Last summer, Minneapolis police requested user information from Google for anyone in the area around an AutoZone store looted in the days following George Floyd’s murder.
But while police have found Zencity useful (its official site lists nearly a dozen police departments as users), its introduction to the public has been rocky. In Pittsburgh, the city council first heard of the product at a late May meeting authorizing its renewal.
The city had used the tool for a year, but it hadn’t disclosed its purchase to the city council. Renewing the tool under a $30,000 contract, however, required council approval.
“Surveilling the public isn’t engaging the public,” said Pittsburgh city councillor Deb Gross. “It’s the opposite.”
Feder-Levy says Zencity will also begin offering surveys in addition to its usual service, to better gauge public opinion.

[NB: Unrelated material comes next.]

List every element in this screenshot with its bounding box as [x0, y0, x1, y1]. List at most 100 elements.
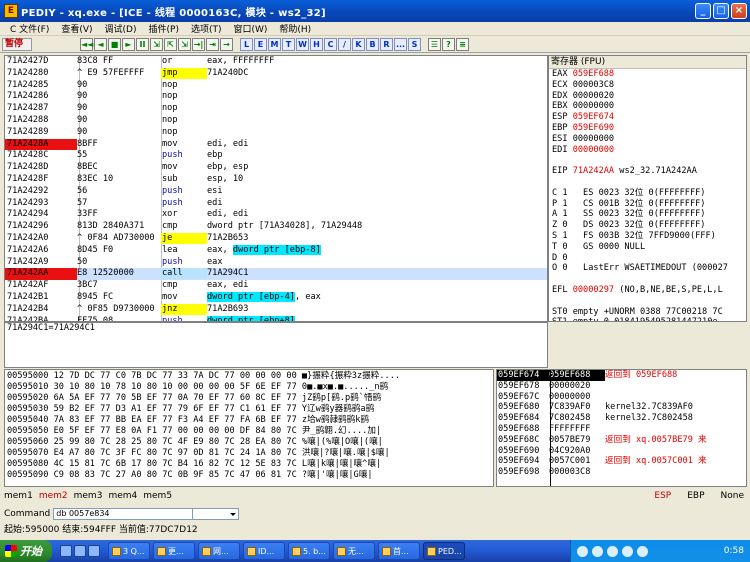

Dan Wilson, a spokesperson for the city of Phoenix, explains that the tool’s ability to provide even a rough sense of community sentiment about police can be useful. Phoenix has used Zencity for roughly two years. Recently, city officials used the tool to gauge how the public felt about traffic-light-mounted cameras, after a spike in deaths caused by drivers running red lights.
“In the end it comes down to the fact that most police departments just don't have the time or the knowledge to do what Zencity can do,” Wilson says. “These reports were really valuable, to give me a snapshot of what was happening in my community, so I could then go and advise and get better information to decisionmakers.”